Ne aveva parlato Gilberto Oneto in una puntata de L’Infedele, ieri l’indiscrezione è stata confermata e ripetuta anche dall’ex direttore de La Padania Gigi Moncalvo nel corso del programma di Lucia Annunziata, In mezz’ora.
Moncalvo, direttore del quotidiano del Carroccio dal 2002 al 2004, ha spiegato le origini del patto di ferro che lega Silvio Berlusconi a Umberto Bossi e che avrebbe spinto la Lega, fra l’altro, a votare per il salvataggio di Marco Milanese e Saverio Romano, il ministro indagato per concorso esterno in associazione mafiosa.
Secondo il giornalista, che cita tra le altre fonti la ex giornalista di Radio Padania Rosanna Sapori e il giornalista di Famiglia Cristiana Guglielmo Sasimini, ci sarebbe un “vero e proprio contratto stipulato davanti a un notaio”. L’accordo, datato gennaio 2000, sarebbe stato firmato un anno prima delle politiche del 2001 in cui Bossi e Berlusconi erano alleati. Nel giugno del 2000 infatti, come aveva documentato Mario Calabresi su Repubblica, Giovanni Dell’Elce,, allora amministratore nazionale di Forza Italia e oggi deputato del Pdl, scrisse alla Banca di Roma per comunicare una fideiussione di “due miliardi di vecchie lire a favore della Lega”.
Moncalvo ha aggiunto che “Berlusconi aveva fatto un intervento economico pesante a favore della casse della Lega” che allora versava in uno stato finanziario critico: la sede del partito era stata pignorata e i giornalisti non ricevevano più lo stipendio. A quel punto Berlusconi avrebbe rinunciato “a un serie di cause civili per gli slogan e le paginate” de La Padania in cui il premier “veniva accusato di essere mafioso” in cambio della cessione della titolarità del simbolo del Carroccio.
Una compravendita che Moncalvo definisce “tipica della mentalità di Berlusconi”. A fare da mediatore nell’acquisto, di cui Umberto Bossi, la moglie Manuela Marrone e Giuseppe Leoni avrebbero disposto del 33% ciascuno, sarebbe stato Aldo Brancher, il ministro con la più breve carica nella storia della Repubblica.

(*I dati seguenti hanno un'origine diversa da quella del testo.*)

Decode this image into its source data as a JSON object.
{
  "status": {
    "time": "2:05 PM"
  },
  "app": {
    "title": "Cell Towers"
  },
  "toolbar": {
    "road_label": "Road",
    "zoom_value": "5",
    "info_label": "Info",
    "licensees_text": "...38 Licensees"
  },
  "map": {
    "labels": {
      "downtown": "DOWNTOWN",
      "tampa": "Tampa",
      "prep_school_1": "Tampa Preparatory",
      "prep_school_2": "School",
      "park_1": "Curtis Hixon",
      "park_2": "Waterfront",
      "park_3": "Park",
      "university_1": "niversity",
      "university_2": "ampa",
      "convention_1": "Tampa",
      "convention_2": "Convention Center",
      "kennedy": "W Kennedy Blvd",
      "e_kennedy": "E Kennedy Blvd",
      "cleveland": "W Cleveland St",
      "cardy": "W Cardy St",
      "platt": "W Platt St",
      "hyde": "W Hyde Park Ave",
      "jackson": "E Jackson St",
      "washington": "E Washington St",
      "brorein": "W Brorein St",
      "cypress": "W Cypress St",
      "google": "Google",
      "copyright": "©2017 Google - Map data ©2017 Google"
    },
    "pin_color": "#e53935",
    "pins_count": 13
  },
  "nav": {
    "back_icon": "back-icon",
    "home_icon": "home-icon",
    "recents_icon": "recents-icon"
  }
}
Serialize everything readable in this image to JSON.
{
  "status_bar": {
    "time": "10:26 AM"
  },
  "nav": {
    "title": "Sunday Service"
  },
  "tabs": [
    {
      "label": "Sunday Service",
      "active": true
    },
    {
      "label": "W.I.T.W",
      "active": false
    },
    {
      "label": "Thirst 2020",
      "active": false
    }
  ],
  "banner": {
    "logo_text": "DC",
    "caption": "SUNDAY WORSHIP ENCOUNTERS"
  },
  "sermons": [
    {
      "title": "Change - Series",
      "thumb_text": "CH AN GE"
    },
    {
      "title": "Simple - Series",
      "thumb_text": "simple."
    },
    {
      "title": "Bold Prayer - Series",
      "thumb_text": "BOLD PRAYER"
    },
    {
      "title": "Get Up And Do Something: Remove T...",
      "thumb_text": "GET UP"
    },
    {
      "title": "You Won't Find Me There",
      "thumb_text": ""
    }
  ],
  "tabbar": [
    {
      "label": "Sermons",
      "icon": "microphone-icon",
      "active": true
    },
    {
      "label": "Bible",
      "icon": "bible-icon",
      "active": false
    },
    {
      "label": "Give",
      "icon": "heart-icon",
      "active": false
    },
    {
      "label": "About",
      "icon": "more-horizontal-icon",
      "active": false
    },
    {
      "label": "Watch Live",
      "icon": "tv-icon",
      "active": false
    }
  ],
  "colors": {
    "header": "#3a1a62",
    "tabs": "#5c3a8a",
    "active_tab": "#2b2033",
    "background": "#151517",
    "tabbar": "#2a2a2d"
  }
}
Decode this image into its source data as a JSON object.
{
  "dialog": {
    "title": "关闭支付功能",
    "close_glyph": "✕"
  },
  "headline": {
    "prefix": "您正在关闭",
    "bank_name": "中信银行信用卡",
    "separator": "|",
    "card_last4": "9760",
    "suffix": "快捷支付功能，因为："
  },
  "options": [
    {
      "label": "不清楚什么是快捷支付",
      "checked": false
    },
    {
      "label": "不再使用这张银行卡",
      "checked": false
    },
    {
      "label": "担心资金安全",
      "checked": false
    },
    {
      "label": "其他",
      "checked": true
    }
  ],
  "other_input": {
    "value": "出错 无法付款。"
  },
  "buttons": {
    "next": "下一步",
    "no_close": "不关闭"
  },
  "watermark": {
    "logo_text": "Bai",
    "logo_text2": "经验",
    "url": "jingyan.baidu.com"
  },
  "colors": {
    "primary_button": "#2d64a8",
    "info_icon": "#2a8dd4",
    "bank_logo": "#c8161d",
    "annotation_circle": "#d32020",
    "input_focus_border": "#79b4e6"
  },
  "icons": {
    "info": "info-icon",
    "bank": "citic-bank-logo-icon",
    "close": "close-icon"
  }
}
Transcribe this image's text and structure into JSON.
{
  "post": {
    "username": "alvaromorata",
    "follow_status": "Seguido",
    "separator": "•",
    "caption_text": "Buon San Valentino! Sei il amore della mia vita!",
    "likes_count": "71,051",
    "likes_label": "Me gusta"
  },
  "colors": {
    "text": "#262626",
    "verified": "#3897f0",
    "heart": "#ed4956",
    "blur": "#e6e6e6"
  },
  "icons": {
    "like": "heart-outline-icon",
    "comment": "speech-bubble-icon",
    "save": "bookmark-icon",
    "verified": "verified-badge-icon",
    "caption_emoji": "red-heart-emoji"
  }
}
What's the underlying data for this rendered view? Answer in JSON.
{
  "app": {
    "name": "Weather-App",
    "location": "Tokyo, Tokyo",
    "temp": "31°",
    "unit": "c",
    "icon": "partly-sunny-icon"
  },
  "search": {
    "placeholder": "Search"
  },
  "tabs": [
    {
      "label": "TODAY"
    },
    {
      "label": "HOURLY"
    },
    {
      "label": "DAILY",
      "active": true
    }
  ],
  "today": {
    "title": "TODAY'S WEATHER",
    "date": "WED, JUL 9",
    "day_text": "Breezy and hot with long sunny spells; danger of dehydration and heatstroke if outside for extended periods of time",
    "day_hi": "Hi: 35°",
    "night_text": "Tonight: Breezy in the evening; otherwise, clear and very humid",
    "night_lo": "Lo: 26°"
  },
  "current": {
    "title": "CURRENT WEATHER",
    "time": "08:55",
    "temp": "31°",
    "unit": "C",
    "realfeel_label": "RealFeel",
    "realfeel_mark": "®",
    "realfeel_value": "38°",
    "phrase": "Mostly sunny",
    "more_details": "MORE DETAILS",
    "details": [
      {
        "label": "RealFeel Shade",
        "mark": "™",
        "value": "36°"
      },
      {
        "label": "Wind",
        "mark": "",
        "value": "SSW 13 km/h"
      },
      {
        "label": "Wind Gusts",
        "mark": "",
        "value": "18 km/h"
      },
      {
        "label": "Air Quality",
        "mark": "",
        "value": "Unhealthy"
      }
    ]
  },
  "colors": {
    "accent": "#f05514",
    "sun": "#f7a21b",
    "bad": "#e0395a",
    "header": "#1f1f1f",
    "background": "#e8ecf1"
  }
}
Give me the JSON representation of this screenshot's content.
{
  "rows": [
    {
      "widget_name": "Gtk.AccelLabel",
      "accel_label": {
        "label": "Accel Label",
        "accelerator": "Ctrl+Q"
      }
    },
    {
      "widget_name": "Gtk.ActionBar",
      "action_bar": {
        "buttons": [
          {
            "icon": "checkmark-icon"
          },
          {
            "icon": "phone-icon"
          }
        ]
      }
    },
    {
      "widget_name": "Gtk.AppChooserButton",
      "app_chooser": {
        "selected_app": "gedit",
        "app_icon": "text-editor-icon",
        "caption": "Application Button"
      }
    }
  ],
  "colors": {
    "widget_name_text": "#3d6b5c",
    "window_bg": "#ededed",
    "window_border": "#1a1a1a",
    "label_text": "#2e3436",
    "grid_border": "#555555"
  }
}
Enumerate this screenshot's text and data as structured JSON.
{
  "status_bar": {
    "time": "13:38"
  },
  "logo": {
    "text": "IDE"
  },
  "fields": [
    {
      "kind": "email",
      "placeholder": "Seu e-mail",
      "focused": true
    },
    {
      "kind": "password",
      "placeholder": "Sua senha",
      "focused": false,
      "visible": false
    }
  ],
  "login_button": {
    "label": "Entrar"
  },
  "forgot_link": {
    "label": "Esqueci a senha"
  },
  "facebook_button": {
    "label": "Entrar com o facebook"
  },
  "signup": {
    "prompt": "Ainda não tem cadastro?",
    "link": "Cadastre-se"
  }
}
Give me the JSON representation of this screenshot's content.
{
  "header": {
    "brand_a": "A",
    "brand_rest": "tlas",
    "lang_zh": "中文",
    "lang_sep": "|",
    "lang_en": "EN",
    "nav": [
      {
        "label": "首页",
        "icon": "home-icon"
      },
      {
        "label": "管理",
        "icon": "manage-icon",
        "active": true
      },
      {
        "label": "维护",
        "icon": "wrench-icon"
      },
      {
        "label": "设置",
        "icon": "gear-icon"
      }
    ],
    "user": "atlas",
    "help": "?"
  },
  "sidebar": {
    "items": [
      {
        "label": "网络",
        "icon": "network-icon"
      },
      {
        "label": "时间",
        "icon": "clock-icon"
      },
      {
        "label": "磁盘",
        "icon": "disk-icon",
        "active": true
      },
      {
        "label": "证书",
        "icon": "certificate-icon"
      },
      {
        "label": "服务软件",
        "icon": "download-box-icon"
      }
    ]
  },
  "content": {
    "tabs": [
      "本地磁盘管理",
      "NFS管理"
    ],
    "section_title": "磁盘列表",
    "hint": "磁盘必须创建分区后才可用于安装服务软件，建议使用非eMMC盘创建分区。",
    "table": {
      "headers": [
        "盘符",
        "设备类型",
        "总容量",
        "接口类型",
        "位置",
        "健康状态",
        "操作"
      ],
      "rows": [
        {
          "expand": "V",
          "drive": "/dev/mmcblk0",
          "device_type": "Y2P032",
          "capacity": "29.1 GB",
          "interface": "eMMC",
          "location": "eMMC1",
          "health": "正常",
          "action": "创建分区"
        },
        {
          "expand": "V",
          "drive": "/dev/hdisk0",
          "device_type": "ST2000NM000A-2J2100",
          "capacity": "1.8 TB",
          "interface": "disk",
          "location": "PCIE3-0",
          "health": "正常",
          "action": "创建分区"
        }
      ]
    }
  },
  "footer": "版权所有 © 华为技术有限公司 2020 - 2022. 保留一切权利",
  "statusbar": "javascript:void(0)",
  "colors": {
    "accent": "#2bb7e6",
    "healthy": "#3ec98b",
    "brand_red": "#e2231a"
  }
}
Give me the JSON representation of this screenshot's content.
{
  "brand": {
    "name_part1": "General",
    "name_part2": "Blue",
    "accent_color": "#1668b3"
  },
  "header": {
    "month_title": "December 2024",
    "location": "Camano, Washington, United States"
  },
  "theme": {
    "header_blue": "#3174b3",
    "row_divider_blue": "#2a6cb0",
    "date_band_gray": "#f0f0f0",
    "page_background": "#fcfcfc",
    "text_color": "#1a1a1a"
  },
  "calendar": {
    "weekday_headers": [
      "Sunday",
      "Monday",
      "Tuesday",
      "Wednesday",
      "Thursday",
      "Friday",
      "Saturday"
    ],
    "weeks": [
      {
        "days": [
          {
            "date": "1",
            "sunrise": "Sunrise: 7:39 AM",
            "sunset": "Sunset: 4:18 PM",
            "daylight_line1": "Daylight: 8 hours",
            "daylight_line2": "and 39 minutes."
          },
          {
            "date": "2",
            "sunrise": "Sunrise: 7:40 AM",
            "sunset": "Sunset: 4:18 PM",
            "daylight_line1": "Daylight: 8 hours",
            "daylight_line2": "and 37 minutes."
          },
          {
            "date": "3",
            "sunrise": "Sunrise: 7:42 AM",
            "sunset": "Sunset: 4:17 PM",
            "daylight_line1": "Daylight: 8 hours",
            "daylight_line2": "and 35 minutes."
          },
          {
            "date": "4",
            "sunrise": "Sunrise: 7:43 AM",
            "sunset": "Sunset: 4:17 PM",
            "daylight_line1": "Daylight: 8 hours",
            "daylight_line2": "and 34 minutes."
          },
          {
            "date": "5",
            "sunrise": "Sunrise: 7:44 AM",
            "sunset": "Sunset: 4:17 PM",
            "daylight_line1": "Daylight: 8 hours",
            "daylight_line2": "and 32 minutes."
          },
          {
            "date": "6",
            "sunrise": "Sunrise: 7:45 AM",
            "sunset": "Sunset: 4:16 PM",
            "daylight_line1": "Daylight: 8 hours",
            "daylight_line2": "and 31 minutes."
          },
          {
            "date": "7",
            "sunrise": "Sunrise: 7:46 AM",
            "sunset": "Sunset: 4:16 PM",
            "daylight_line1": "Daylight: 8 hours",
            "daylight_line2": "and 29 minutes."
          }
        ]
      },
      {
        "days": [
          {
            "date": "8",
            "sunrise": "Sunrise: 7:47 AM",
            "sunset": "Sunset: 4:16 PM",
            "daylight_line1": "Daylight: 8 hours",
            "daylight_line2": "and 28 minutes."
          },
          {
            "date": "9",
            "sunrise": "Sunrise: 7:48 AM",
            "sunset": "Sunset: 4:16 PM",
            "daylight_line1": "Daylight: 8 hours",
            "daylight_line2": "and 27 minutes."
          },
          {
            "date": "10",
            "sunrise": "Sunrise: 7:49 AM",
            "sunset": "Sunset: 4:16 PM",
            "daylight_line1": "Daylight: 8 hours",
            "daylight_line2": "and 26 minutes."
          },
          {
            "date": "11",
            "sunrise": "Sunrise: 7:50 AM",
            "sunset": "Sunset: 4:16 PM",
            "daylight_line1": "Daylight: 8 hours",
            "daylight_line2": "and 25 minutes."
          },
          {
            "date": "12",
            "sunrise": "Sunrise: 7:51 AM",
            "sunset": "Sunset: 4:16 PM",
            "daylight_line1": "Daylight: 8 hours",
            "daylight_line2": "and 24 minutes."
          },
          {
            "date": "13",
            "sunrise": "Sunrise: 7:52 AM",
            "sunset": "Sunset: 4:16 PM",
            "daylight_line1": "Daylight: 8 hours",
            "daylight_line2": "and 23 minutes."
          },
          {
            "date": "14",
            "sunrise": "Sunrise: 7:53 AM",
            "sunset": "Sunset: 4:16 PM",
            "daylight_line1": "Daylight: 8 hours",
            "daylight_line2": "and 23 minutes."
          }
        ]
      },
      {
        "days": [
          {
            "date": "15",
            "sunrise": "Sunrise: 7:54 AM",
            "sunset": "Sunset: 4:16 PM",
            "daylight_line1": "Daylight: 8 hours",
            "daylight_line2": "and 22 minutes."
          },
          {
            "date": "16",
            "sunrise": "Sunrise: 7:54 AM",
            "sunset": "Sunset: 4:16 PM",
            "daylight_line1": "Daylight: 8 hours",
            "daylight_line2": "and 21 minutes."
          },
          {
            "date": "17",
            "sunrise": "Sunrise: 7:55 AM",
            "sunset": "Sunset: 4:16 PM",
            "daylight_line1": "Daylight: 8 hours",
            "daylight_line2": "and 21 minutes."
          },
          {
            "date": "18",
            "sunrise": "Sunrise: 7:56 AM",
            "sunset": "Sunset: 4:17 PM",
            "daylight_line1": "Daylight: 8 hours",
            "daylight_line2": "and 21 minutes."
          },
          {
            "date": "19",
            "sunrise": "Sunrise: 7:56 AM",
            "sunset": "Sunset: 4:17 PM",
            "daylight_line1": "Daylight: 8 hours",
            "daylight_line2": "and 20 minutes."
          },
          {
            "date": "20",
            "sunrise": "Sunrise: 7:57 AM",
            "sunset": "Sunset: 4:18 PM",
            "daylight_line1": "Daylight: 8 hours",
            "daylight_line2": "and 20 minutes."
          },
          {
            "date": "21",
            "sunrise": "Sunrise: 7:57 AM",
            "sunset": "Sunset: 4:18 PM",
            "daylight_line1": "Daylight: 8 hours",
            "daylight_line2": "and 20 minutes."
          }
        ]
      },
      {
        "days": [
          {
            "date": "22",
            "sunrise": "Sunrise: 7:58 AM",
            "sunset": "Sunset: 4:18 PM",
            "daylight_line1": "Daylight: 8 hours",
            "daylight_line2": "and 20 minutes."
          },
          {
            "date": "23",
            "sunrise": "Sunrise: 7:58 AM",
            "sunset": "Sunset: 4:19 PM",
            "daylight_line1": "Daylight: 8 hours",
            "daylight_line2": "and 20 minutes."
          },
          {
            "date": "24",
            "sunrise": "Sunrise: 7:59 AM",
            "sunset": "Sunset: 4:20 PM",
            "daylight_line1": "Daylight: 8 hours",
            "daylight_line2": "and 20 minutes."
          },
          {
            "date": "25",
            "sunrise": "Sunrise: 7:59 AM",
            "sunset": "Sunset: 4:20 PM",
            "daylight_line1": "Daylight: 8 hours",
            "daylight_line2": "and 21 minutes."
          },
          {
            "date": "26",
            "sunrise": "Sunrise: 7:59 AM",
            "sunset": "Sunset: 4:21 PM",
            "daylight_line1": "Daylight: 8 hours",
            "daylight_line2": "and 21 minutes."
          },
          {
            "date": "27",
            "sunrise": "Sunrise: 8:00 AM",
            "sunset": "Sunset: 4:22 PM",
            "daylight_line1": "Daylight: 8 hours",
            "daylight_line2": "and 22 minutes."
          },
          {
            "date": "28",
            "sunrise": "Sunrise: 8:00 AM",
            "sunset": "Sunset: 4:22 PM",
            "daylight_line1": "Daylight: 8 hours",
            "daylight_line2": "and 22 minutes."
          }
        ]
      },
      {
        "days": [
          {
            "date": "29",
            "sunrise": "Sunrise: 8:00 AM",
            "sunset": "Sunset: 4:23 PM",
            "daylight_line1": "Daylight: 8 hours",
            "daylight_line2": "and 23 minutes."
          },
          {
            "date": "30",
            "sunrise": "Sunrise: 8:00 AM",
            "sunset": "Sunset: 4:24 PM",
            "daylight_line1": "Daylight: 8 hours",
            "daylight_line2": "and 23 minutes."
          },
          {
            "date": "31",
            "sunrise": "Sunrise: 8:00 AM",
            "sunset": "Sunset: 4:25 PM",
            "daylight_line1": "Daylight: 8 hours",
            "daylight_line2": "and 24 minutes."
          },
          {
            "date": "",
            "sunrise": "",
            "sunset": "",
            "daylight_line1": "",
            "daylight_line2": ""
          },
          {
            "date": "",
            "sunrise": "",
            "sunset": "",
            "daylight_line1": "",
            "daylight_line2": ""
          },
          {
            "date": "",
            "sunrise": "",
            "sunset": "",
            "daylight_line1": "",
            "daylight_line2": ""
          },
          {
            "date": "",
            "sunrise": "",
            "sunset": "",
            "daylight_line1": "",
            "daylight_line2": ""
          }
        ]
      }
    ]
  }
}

Oltre alla titolarità del simbolo, il patto prevedeva anche la formazione di un think tank per la formulazione di una riforma costituzionale per l’elezione diretta del Presidente della Repubblica. E se fosse passata col referendum, Napolitano, aggiunge Moncalvo, sarebbe stato “costretto a dimettersi”. Dall’altra parte Berlusconi, “convinto di essere eletto dal plebiscito popolare”, sarebbe andato al Quirinale. A fare parte del think tank, aggiunge l’ex direttore de La Padania, anche “Tremonti, Calderoli e La Russa” mentre “Follini e Fini combatterono fino in fondo” affinché la riforma non passasse. Di fatto il piano ha subito un arresto l’11 marzo 2004, in corrispondenza della “fermata ai box di Bossi per motivi di salute”. Dunque, ha osservato Lucia Annunziata, Bossi e Berlusconi “si confermano legati a una partita finché morte politica non ci separi”. Il modo per mettere a tacere queste voci? Secondo Moncalvo uno solo: che il Senatùr faccia cadere il governo.